Correlation Between East West and Union Bank
Can any of the company-specific risk be diversified away by investing in both East West and Union Bank at the same time? Although using a correlation coefficient on its own may not help to predict future stock returns, this module helps to understand the diversifiable risk of combining East West and Union Bank into the same portfolio, which is an essential part of the fundamental portfolio management process.
By analyzing existing cross correlation between East West Banking and Union Bank of, you can compare the effects of market volatilities on East West and Union Bank and check how they will diversify away market risk if combined in the same portfolio for a given time horizon. You can also utilize pair trading strategies of matching a long position in East West with a short position of Union Bank. Check out your portfolio center. Please also check ongoing floating volatility patterns of East West and Union Bank.
Diversification Opportunities for East West and Union Bank
0.48 | Correlation Coefficient |
Very weak diversification
The 3 months correlation between East and Union is 0.48. Overlapping area represents the amount of risk that can be diversified away by holding East West Banking and Union Bank of in the same portfolio, assuming nothing else is changed. The correlation between historical prices or returns on Union Bank and East West is a relative statistical measure of the degree to which these equity instruments tend to move together. The correlation coefficient measures the extent to which returns on East West Banking are associated (or correlated) with Union Bank. Values of the correlation coefficient range from -1 to +1, where. The correlation of zero (0) is possible when the price movement of Union Bank has no effect on the direction of East West i.e., East West and Union Bank go up and down completely randomly.
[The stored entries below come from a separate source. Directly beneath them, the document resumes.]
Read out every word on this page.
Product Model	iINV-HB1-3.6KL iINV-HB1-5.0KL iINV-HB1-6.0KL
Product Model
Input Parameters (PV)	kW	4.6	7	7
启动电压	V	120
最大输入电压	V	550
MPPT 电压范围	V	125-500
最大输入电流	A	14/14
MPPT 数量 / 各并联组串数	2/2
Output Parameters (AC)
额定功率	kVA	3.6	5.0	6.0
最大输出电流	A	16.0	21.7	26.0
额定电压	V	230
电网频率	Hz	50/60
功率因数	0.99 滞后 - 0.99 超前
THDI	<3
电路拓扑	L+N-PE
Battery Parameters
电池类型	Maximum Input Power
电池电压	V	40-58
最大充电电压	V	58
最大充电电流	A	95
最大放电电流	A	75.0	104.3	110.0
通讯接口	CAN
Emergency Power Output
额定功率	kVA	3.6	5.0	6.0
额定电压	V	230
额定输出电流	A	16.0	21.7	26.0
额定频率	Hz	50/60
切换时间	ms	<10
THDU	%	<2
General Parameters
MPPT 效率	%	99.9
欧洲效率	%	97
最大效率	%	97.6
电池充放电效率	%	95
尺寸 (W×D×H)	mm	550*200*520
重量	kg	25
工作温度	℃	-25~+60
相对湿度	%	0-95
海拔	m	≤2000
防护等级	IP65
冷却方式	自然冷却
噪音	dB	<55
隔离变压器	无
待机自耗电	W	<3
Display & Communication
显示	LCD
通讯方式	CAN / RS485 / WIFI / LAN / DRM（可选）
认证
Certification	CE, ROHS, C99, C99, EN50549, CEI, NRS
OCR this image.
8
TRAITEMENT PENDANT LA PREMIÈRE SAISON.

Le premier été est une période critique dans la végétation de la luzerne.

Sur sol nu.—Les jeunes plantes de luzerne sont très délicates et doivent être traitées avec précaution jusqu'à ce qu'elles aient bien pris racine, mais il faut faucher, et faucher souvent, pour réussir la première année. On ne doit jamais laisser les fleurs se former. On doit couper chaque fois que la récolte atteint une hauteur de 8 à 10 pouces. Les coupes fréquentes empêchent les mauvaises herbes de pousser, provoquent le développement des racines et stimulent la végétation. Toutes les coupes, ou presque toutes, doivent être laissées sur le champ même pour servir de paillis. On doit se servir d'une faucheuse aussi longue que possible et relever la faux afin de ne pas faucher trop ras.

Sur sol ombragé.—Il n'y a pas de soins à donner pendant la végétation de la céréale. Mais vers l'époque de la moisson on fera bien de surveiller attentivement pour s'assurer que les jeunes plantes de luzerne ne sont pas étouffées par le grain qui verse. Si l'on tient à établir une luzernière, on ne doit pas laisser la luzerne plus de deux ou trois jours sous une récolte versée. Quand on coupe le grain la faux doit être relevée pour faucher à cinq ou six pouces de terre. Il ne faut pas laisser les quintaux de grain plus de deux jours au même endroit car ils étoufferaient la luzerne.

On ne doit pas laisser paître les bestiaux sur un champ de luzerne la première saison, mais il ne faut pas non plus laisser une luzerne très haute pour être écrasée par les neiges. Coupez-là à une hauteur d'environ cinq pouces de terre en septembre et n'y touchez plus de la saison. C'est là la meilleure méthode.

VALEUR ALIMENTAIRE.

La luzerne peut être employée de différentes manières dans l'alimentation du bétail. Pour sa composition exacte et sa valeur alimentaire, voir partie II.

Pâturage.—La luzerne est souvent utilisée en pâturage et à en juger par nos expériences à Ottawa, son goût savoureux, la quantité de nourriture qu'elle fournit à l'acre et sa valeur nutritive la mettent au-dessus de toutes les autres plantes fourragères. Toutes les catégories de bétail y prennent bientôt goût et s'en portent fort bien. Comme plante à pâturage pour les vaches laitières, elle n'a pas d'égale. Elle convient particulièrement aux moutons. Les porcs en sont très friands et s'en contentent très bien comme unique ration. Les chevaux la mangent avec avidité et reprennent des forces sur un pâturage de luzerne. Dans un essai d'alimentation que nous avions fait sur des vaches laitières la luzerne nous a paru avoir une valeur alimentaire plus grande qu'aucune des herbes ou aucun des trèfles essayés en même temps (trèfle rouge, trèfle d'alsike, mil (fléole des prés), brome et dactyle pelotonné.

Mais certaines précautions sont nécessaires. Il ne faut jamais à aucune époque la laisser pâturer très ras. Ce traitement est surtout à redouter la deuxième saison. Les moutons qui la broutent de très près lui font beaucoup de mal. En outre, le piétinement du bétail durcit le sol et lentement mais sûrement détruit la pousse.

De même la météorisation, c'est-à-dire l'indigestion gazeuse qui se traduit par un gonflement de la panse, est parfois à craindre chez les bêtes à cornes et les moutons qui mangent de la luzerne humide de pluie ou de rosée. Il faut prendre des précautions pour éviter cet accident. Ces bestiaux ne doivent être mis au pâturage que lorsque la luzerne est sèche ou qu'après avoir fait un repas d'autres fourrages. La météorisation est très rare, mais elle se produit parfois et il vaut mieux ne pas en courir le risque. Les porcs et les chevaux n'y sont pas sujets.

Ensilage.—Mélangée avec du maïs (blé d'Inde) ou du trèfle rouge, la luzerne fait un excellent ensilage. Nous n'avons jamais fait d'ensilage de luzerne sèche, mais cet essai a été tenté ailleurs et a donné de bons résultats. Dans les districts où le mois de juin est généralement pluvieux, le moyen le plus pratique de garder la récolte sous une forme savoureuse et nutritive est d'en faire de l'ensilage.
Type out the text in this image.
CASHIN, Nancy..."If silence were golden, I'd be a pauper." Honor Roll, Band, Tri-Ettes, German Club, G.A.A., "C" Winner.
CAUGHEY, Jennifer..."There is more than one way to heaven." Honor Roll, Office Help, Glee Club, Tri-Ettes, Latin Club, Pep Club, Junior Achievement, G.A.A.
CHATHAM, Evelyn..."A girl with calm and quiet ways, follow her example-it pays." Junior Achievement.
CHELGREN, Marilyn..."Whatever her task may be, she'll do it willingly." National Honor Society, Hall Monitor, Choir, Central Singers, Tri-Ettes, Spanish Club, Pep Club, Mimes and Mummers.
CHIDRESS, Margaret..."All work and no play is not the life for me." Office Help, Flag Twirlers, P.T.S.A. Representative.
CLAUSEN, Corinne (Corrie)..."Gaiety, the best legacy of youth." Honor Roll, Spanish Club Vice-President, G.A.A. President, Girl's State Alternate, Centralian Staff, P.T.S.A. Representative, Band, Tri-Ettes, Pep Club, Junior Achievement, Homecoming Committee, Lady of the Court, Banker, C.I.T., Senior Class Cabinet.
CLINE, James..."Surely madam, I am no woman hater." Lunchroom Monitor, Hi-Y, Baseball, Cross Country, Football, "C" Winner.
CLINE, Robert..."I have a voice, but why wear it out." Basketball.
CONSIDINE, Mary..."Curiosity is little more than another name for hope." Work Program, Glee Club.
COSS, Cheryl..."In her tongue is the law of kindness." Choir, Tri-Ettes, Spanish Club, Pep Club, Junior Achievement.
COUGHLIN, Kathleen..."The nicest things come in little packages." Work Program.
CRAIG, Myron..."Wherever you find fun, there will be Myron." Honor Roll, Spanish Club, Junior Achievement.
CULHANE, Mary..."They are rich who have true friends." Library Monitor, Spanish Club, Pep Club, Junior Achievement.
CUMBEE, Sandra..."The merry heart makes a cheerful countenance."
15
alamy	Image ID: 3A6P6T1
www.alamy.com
Pair Corralation between East West and Union Bank
Assuming the 90 days trading horizon East West Banking is expected to generate 0.63 times more return on investment than Union Bank. However, East West Banking is 1.59 times less risky than Union Bank. It trades about -0.01 of its potential returns per unit of risk. Union Bank of is currently generating about -0.15 per unit of risk. If you would invest 988.00 in East West Banking on September 13, 2024 and sell it today you would lose (3.00) from holding East West Banking or give up 0.3% of portfolio value over 90 days.
Time Period | 3 Months [change] |
Direction | Moves Together |
Strength | Weak |
Accuracy | 100.0% |
Values | Daily Returns |
East West Banking vs. Union Bank of
Performance |
Timeline |
East West Banking |
Union Bank |
East West and Union Bank Volatility Contrast
Predicted Return Density |
Returns |
Pair Trading with East West and Union Bank
The main advantage of trading using opposite East West and Union Bank positions is that it hedges away some unsystematic risk. Because of two separate transactions, even if East West position performs unexpectedly, Union Bank can make up some of the losses. Pair trading also minimizes risk from directional movements in the market. For example, if an entire industry or sector drops because of unexpected headlines, the short position in Union Bank will offset losses from the drop in Union Bank's long position.East West vs. BDO Unibank | East West vs. Metropolitan Bank Trust | East West vs. Security Bank Corp | East West vs. Union Bank of |
Union Bank vs. Philippine Business Bank | Union Bank vs. Security Bank Corp | Union Bank vs. Pacificonline Systems | Union Bank vs. COL Financial Group |
Check out your portfolio center.Note that this page's information should be used as a complementary analysis to find the right mix of equity instruments to add to your existing portfolios or create a brand new portfolio. You can also try the Commodity Channel module to use Commodity Channel Index to analyze current equity momentum.